Apart from the Tradermoni, free school feeding, N5000.00 for the poor and vulnerable which the government always boasts of, though many people say they don’t feel the impact, what else has the government in stock? What has been the annual budget for education and how has it been implemented? In short, what premium does government place on education?
Reacting to Buhari’s statement, leaders of some socio-cultural groups in the country made comments that ought to be given serious thought.
For instance, the Ohaneze Ndigbo said if the president is serious about solving the problem of poverty, he should address the problem of insecurity bedeviling the nation. Speaking through the Media and Publicity Adviser to the President – General, Chief Emeka Attamah, the body said, “there is no way people cannot be poor when their sources of wealth have been destroyed by insecurity”.
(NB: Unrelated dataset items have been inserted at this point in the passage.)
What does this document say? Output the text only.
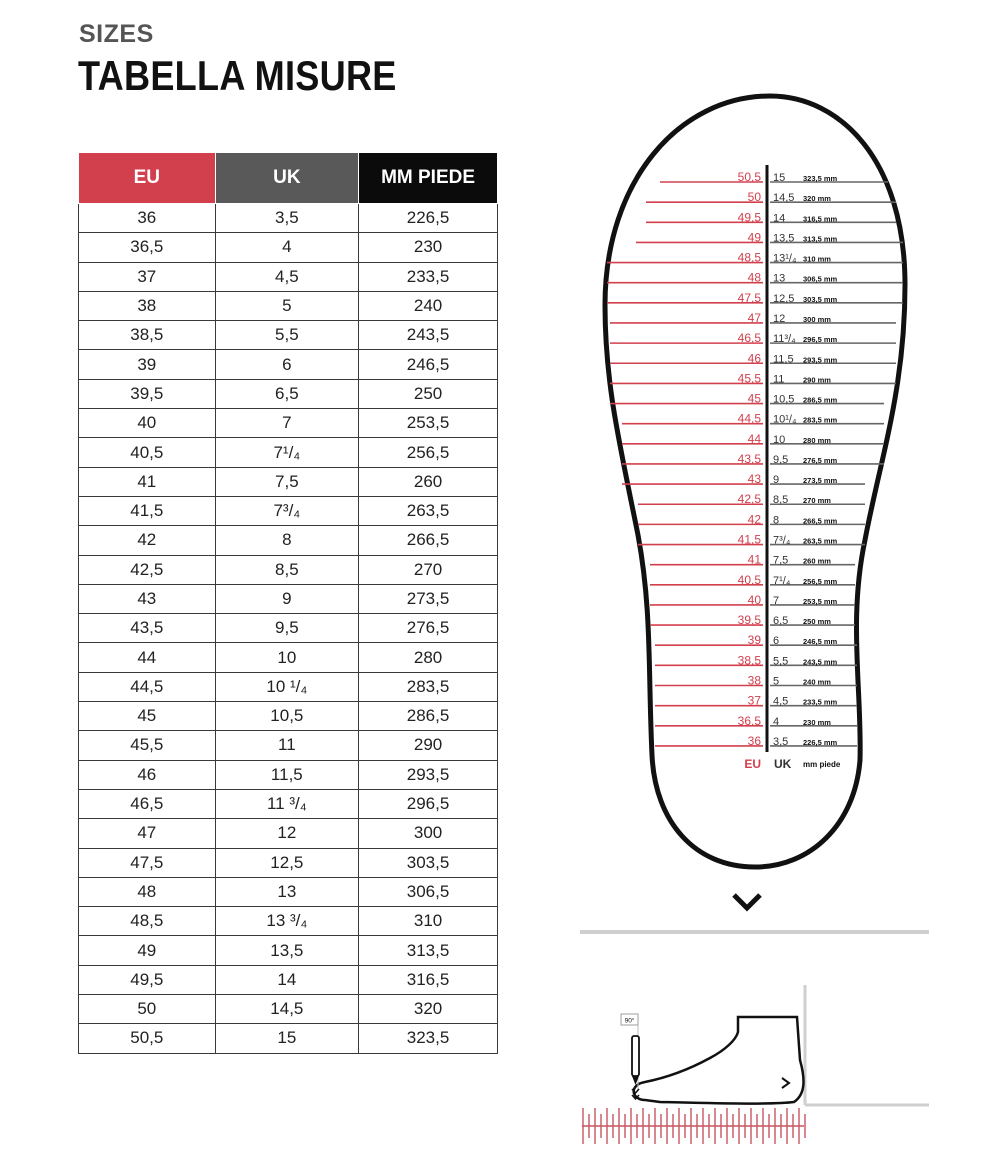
SIZES
TABELLA MISURE
EU	UK	MM PIEDE
36	3,5	226,5
36,5	4	230
37	4,5	233,5
38	5	240
38,5	5,5	243,5
39	6	246,5
39,5	6,5	250
40	7	253,5
40,5	7¹/₄	256,5
41	7,5	260
41,5	7³/₄	263,5
42	8	266,5
42,5	8,5	270
43	9	273,5
43,5	9,5	276,5
44	10	280
44,5	10 ¹/₄	283,5
45	10,5	286,5
45,5	11	290
46	11,5	293,5
46,5	11 ³/₄	296,5
47	12	300
47,5	12,5	303,5
48	13	306,5
48,5	13 ³/₄	310
49	13,5	313,5
49,5	14	316,5
50	14,5	320
50,5	15	323,5
50,5 15 323,5 mm
50 14,5 320 mm
49,5 14 316,5 mm
49 13,5 313,5 mm
48,5 13¹/₄ 310 mm
48 13 306,5 mm
47,5 12,5 303,5 mm
47 12 300 mm
46,5 11³/₄ 296,5 mm
46 11,5 293,5 mm
45,5 11 290 mm
45 10,5 286,5 mm
44,5 10¹/₄ 283,5 mm
44 10 280 mm
43,5 9,5 276,5 mm
43 9	273,5 mm
42,5 8,5 270 mm
42 8	266,5 mm
41,5 7³/₄ 263,5 mm
41 7,5 260 mm
40,5 7¹/₄ 256,5 mm
40 7	253,5 mm
39,5 6,5 250 mm
39 6	246,5 mm
38,5 5,5 243,5 mm
38 5	240 mm
37 4,5 233,5 mm
36,5 4	230 mm
36 3,5 226,5 mm
EU UK mm piede
90°
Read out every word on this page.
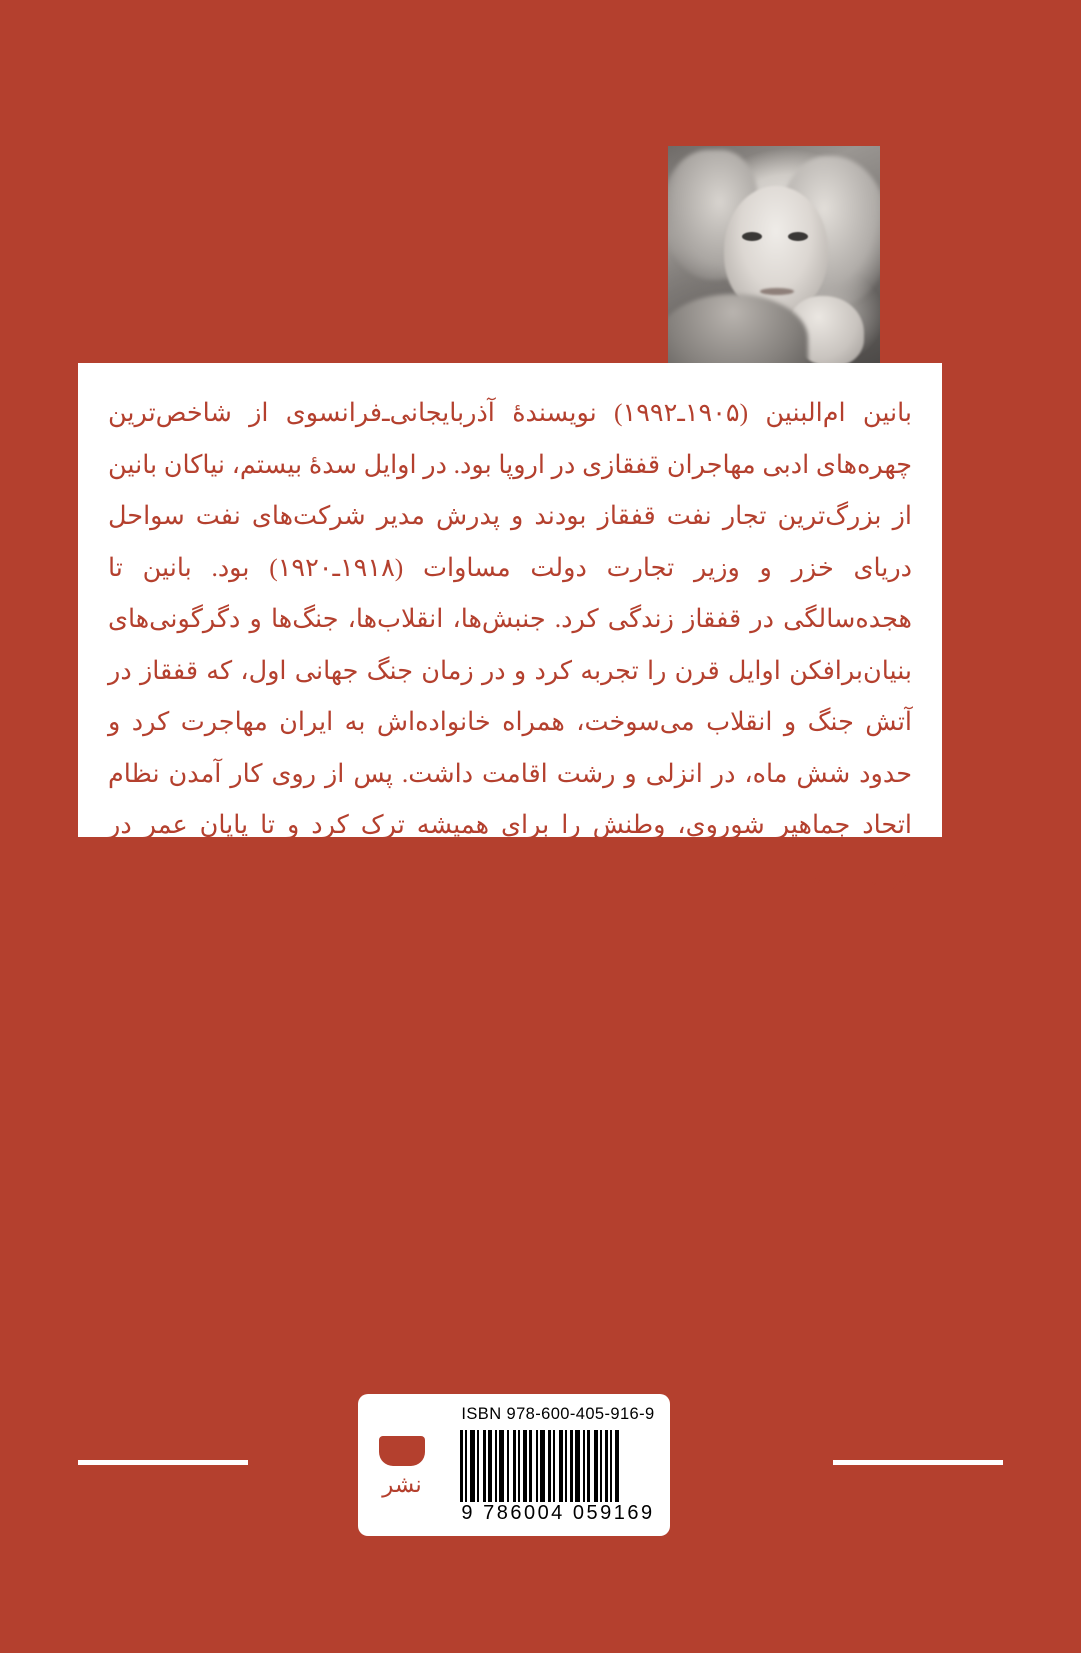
بانین ام‌البنین (۱۹۰۵ـ۱۹۹۲) نویسندۀ آذربایجانی‌ـ‌فرانسوی از شاخص‌ترین چهره‌های ادبی مهاجران قفقازی در اروپا بود. در اوایل سدۀ بیستم، نیاکان بانین از بزرگ‌ترین تجار نفت قفقاز بودند و پدرش مدیر شرکت‌های نفت سواحل دریای خزر و وزیر تجارت دولت مساوات (۱۹۱۸ـ۱۹۲۰) بود. بانین تا هجده‌سالگی در قفقاز زندگی کرد. جنبش‌ها، انقلاب‌ها، جنگ‌ها و دگرگونی‌های بنیان‌برافکن اوایل قرن را تجربه کرد و در زمان جنگ جهانی اول، که قفقاز در آتش جنگ و انقلاب می‌سوخت، همراه خانواده‌اش به ایران مهاجرت کرد و حدود شش ماه، در انزلی و رشت اقامت داشت. پس از روی کار آمدن نظام اتحاد جماهیر شوروی، وطنش را برای همیشه ترک کرد و تا پایان عمر در فرانسه اقامت گزید.

نشر
ISBN 978-600-405-916-9
9 786004 059169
Similarly, the pan-Yoruba Socio-Political organization, Afenifere, posited, “Until we talk about the social system that produces Almajiris, any lamentation about their plight doesn’t mean much” It therefore means that for the pathetic situation to change, government has to rise up to the responsibility of providing adequate security for the citizens. The issue of herder/farmer clashes which had rendered many farmlands desolate and cattle breeders cattle less and idle must be urgently and sincerely addressed. Also, more importance and attention has to be paid to education as one can only reap what he sows. As the elite are being persuaded to show more interest in alleviating poverty and making the poor citizens and the society better, government has to play its own role which will encourage these people to do what is expected of them.